Now I want to give you an intuitive idea of what is a manifold with boundary and why it has the definition it has: when you talk of manifold with boundary, you need to change a little bit the previous definition because you want to have a way to include boundary points: if you think about the example of the closed ball you can see the difference between interior points and boundary points as "having some manifold all around you in every direction" if you are in an interior points and "having some manifold only below your feet" if you happen to be "walking" on the boundary of the ball.

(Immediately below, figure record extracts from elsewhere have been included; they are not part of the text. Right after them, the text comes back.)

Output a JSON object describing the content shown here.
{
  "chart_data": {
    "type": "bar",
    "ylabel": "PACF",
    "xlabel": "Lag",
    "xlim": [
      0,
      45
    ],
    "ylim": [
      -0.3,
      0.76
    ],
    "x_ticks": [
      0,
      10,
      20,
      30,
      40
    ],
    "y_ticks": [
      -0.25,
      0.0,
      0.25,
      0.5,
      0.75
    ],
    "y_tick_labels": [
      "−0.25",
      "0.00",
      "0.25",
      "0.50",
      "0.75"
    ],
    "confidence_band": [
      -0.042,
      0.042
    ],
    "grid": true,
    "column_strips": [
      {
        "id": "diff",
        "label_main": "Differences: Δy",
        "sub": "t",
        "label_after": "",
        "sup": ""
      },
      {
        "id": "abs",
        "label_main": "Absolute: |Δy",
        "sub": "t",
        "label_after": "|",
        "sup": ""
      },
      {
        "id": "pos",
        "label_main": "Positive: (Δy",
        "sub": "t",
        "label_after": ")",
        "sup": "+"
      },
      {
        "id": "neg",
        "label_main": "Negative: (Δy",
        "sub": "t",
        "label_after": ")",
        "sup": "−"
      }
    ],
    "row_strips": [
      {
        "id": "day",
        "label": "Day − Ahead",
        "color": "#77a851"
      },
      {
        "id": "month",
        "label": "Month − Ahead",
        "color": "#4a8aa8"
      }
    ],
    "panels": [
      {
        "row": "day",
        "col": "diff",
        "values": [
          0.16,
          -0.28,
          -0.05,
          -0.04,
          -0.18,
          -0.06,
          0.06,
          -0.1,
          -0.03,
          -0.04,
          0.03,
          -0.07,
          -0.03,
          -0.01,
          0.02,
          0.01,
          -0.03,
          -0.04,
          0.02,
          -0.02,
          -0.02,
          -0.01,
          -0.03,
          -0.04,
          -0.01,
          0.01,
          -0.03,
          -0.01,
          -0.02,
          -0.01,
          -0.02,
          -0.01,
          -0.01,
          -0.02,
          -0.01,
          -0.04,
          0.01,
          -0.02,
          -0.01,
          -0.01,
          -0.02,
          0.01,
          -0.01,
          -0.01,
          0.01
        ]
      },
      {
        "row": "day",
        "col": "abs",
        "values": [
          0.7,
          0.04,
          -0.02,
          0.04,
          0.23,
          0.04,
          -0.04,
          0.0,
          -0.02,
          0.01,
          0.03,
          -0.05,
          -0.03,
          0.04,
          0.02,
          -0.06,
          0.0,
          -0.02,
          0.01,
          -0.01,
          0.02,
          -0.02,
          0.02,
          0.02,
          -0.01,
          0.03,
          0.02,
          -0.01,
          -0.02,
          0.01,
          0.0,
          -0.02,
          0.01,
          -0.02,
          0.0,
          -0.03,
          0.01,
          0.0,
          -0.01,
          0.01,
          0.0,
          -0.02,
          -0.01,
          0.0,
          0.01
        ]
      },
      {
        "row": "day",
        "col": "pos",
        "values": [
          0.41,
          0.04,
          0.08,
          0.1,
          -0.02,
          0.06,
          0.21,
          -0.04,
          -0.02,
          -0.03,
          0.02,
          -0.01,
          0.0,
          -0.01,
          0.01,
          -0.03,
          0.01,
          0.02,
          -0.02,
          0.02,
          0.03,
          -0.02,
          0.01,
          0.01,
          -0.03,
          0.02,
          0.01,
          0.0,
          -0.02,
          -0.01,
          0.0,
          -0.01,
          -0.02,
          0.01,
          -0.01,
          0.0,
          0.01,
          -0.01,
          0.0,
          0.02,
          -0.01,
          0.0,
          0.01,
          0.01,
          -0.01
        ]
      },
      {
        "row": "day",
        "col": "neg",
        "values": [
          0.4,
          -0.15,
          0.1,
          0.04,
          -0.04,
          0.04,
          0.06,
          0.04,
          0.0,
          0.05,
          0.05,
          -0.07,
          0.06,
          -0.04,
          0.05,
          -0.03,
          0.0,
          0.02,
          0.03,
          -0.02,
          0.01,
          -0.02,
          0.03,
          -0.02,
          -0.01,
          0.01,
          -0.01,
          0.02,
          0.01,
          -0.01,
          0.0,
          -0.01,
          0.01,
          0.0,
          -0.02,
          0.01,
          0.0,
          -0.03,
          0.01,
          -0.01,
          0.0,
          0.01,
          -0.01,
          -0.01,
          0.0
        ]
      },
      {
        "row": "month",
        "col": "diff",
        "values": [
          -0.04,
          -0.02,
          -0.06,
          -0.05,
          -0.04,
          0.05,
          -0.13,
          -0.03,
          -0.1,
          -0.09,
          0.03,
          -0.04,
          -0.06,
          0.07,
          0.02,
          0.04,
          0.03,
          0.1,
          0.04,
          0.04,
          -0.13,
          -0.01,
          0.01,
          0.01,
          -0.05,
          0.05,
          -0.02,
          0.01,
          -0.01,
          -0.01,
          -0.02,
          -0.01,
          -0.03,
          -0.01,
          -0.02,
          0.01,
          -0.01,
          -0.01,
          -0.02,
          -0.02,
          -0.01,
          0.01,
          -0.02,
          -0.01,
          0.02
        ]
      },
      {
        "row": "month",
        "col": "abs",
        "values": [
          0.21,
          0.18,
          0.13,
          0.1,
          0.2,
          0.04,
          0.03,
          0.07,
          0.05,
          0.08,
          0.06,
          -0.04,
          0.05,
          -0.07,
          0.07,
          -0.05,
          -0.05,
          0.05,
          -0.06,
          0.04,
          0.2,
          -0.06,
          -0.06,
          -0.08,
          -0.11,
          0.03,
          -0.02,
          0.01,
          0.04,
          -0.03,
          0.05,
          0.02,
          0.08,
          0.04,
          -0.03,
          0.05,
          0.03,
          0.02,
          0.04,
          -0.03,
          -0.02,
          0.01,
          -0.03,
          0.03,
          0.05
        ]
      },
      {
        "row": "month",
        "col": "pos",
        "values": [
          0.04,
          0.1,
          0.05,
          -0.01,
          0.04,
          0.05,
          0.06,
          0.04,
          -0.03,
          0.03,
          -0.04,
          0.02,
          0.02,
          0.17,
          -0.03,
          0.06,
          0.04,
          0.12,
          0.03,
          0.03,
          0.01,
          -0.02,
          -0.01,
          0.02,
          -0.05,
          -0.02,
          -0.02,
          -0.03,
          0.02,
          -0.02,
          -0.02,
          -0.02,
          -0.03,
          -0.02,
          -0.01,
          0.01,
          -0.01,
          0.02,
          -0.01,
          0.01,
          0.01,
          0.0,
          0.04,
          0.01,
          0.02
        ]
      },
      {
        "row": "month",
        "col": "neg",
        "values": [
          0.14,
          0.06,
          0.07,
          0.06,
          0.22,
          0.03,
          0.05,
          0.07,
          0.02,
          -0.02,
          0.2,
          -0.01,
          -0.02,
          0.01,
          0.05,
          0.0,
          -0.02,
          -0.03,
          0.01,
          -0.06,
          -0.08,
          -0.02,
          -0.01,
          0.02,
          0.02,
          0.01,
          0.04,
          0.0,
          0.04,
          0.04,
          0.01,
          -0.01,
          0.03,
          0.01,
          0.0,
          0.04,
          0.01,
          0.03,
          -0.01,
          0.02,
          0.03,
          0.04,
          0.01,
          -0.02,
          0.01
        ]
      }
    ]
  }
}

How do you translate this into mathematical definitions? You take the same definition you had for manifolds and require that your open set is homeomorphic (actually diffeomorphic) to some open set in a $\textit{half-space}$ of $\mathbb{R}^n$ instead of just $\mathbb{R}^n$. A half space is for example the set of all point whose first (or last o third or whatever) coordinate is greater or equal than zero.

Why do we give such a definition? This definition allows you to have two substantially different kind of open subset to be playing with: standard open balls-like sets (the one you already had in the definition of manifold) and "cut-in-half" open balls (think of them as the intersection of a standard unit ball with the sets of all point with first coordinate greater or equal than zero). Now, if you are a point on the boundary of the manifold, it's kind of like if you have the manifold only on one side and in this sense it's like if you are staying on the cut edge of the half ball.

For all the points that lies in the interior of the manifold, this new definition doesn't really change anything because you can still take the open set you had with the previous definition and see them as open sets in the half space.

While for the points that form the boundary you clearly shouldn't be able to find any open set homeomorphic to any open set of $\mathbb{R}^n$, because those kinds of open sets are "all around you" and if you have manifold "all around you" you should be an interior point, right? So for this kind of points we use the "cut in half" open sets to parametrize their neighborhood, meaning that: a point is said to be boundary if the open set with which you are parametrizing (the homeomorphism [ugh, again it should be a diffeo] is the parametrization) its neighborhood is of the "cut ball" type and the point correspond under this parametrization to a point on the "cut-edge" of the ball (meaning it has, for example, first coordinate equal to zero).

With this in mind it should be intuitively reasonable that the closed ball is a manifold with boundary because, for all the point in the interior you can find an open ball centered to that point which lies inside the ball: that is an open set of $\mathbb{R}^n$, so the homeomorphism is just the inclusion of that open set into the ball. Now, the points on the boundary (those of the sphere) don't have any open neighbourhood (in $\mathbb{R}^n$) contained in the ball but if you take any open ball in $\mathbb{R}^n$ around a point on the boundary and take the intersection with the ball, what you get is something homeomorphic (more, diffeomorphic) to a cut-ball set of the half-space (it's like if you deformed it to give it a round shape, I believe you can construct this homeomorphism using the stereographic projection). There's no hope in trying to find an open set (in the sense of the subspace topology on the ball) around boundary point which is homeomorphic to some open set of $\mathbb{R}^n$.

Sorry for the length of my answer, I hope this was useful at least!